The intoxicating, woozy brew of sunshine, sea and sex is given further psychological complexity in John Surman's score, which has the sinister, vortical quality of Philip Glass and leads the story further and further away to the craggy edge of the cliffs where the climax of the story unfolds.
Grazia, we discover, is not simply a capricious beauty. She erupts into crazed fits when her fisherman husband Pietro (Vincenzo Amato) beats her son Pasquale (Francesco Casisa) in front of the neighbors. The threat of violence also looms large in Grazia's relationship with Pietro, a man perturbed by his wife's sexual provocations and willful disobedience. But her sons are devoted to her in the manner of lifelong servants. They are intimately aware of her vulnerabilities and brace themselves for the next moment she will go mad.
When Grazia disappears near the conclusion of the film, the intimacy of the community becomes menacing. There is an undercurrent of social violence at work in this small village where a sense of claustrophobia is strangely contrasted by the limitless sky and sea that surround it. The possibility that this tiny civilization could turn and devour its own endows the film with a sense of danger. The tone is often reminiscent of Tennessee Williams' creepy Suddenly, Last Summer in which a gay man who has sexually toyed with the boys in a Spanish village is ripped to bits in the film's startling climax. Director and writer Emanuele Crialese is expert at conveying the contradictions of life on this island — the extremes of natural beauty and human ugliness; the devotion of family and its two-faced, self-interest.
Brothers Filippo (Filippo Pucillo), who has a head of red Brillo hair, and Pasquale, a gorgeous, emergent Adonis, are more husband and companion to Grazia than Pietro is. Fiercely devoted to their beloved mama, they trail her like the two dogs that are also perpetually in her wake. Their loyalty is heartwrenching when the family threatens to send their sick mother away to Milan.
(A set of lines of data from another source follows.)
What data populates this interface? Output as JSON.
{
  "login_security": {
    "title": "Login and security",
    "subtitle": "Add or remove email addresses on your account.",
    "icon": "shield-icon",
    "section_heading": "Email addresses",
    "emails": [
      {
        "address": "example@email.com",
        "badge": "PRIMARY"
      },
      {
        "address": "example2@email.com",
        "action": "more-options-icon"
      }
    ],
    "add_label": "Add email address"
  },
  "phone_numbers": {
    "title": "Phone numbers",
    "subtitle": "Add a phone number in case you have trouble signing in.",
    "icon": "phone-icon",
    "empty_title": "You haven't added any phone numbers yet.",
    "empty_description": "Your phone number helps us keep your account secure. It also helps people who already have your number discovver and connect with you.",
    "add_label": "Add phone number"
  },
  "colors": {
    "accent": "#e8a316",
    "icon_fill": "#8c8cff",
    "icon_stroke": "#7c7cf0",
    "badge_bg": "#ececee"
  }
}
But there are also darker suggestions of a brutal, proprietary machismo at work in their actions. Filippo grows furious when he and his gang catch his busty teenage sister Marinella (Veronica D'Agostino) alone at the seaside with her policeman boyfriend. At first the confrontation is ridiculous; this tiny, gangly kid chastising his nearly grown sister. But then one senses the imposing weight of community and tradition. Like his father, Filippo fears for the family honor and one perceives the invisible cord around his sister's neck that makes even these little boys her master.
Though portents of violence and sexual excess are everywhere, there is also a ferocious beauty to this place that makes its brutality more troubling. Fabio Zamarion's photography is equally haunting as it conveys some of the bizarre contradictions of the film. On several occasions, director Crialese shows action from peculiar points of view: masses of legs seen from the depths of the ocean as they kick and swim in the water; Marinella's clumsy high heels as she tries to negotiate the rocks and fissures of the coastline. By focusing on those details, Crialese gets at the emotional core of things, like the sister desperately tarted up for sex, searching for a remote place to be with her lover. She is an inexperienced child teetering on a woman's heels, but also ravenously adult in her desire to be with the boy.
Respiro is a psychologically dense, provocative film that feels like a cautionary tale about a vision of paradise that is compromised by a civilization that keeps uncontrollable forces in check.